Por supuesto que esto no impide que unos pocos dueños de minas reúnan una fortuna considerable, pero eso entra en el terreno de las excepciones, y como esas minas pertenecen a familias ricas de antiguo, la ganancia no está destinada a la satisfacción de ciertas necesidades. Mejor dicho, se les podría considerar meros fideicomisos, porque es como si tuvieran un capital prestado, por el cual hacen entrega de cierta renta, lo que no permite la especulación extranjera. Así, proponen precios tan excesivamente altos para la venta de las minas, que nadie los puede pagar y menos si el comprador no tiene la seguridad de conseguir un crédito o de mantener el existente, si la mina comienza a necesitar mayor inversión. 

Respecto de los esclavos tengo que aclarar que según la Constitución de 1821, nadie nace esclavo; su importación se prohibió, todo lo cual llevó a que desaparecieran completamente en la nueva república. 

Siguiendo con el tema, señalo que existen varias minas de oro para la venta, y el nombre lo llevan con justeza. 

Tras la Independencia, las tierras pertenecían únicamente al gobierno y podían ser entregadas en propiedad a cualquier individuo con el solo compromiso de sembrarlas o usarlas para la minería. Como luego se desató la fiebre del oro y la plata, esta dio lugar a que una serie de charlatanes y especialistas en “proyectos”, ya colombianos o ingleses, vinieran a hacer inspecciones a este sector. Para tal efecto se necesitaba solamente conseguir un título de propiedad sobre un trozo de tierra en algún paraje abandonado que decía contener oro. 

Los papeles se expedían en la Gobernación, bajo el nombre de registros, en cantidades que fueron pasando a las manos de comisionados ingleses, acompañados de una descripción atractiva sobre la calidad del oro, su excelente ubicación, etc., para lo cual se invitó a Humboldt a fin de que diera mayor seriedad al negocio. 

Todo esto era enviado, en inmensas partidas, a Inglaterra, donde debido al estilo de abreviaturas y nomenclaturas, española-indígena, parecían verdaderos jeroglíficos. Registros tan difíciles de descifrar para los funcionarios de allá, como deben de haberlo sido para los comisionados acá, en cuanto a precisar los sitios de emplazamiento, o sea, a los que estaban vinculados los derechos de propiedad. 

A pesar de las dificultades, tuvieron durante cierto tiempo un éxito extraordinario en la Bolsa de Londres y formaron la base de una serie de compañías mineras que en su gran mayoría fenecieron junto con sus nacimientos, ya que el frenesí de querer llenar de minas a Suramérica y a Méjico murió ahogado en sus propias aguas.
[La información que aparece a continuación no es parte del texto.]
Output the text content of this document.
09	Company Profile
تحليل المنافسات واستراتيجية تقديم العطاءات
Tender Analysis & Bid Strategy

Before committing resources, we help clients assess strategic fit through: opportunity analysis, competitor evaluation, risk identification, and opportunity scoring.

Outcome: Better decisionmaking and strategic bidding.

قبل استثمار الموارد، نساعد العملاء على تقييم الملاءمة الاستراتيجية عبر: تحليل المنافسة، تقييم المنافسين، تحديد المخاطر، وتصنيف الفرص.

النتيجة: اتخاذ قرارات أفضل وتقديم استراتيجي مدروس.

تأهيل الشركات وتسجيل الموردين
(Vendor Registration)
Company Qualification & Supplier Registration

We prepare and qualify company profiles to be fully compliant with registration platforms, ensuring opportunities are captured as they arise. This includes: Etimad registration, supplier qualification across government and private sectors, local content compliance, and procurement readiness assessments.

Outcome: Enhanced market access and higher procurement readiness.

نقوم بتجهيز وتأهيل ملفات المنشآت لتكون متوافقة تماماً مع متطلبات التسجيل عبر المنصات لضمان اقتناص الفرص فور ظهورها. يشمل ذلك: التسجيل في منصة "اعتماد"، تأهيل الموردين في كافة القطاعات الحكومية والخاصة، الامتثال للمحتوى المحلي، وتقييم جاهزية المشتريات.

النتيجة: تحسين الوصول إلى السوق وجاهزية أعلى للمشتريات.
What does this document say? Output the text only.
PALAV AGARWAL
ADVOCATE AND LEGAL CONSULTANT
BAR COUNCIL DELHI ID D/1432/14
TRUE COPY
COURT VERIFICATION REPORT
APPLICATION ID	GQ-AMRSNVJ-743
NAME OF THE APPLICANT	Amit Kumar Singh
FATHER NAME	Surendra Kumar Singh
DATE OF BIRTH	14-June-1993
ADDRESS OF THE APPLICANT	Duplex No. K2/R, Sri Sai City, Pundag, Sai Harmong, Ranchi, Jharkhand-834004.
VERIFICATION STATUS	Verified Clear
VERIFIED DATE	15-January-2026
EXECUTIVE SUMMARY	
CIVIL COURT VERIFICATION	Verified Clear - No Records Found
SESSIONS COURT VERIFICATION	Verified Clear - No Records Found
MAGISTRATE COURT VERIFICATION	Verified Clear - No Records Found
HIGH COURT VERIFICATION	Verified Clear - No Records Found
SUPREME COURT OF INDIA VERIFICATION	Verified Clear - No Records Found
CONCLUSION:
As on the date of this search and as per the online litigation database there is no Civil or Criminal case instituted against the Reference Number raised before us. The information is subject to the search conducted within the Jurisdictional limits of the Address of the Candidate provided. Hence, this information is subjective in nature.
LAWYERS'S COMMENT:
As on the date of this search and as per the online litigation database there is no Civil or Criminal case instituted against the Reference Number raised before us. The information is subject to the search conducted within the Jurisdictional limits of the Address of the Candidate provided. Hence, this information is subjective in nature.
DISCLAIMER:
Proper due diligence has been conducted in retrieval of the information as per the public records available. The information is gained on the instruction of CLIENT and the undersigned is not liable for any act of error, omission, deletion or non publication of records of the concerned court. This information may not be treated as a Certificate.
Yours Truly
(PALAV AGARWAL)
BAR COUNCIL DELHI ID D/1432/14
Tras haber pasado el estado de paroxismo se descubrió que la mayoría de esos negocios se convirtieron en un descalabro en el mercado de las acciones. 

Los habitantes de la provincia de Antioquia se acercan a los cien mil, encerrados por las alturas montañosas, y han logrado conservar sus costumbres típicas, a diferencia de lo que ocurre con los de las provincias cercanas. Por lo demás, su ubicación les salvó de la mayor parte de la guerra y de su mala influencia, como también de las corrientes migratorias de tipos que se desplazaban en busca de la paz posterior. Por eso se encuentran las características centrales de los montañeses, al tiempo que en las clases pobres se observa un sentido de la honestidad y del buen servicio. Los grados de educación y formación son bastante elevados pero poco frecuentes. 

Republicanos entusiastas, en el mejor sentido de la expresión, muchos se han mostrado hombres capaces, no solo como oficiales de guerra sino como delegados al Congreso o desempeñando altos puestos civiles o diplomáticos. Se puede decir, en general, tanto en el aspecto físico como político, que Antioquia es una de las provincias más extraordinarias de Colombia.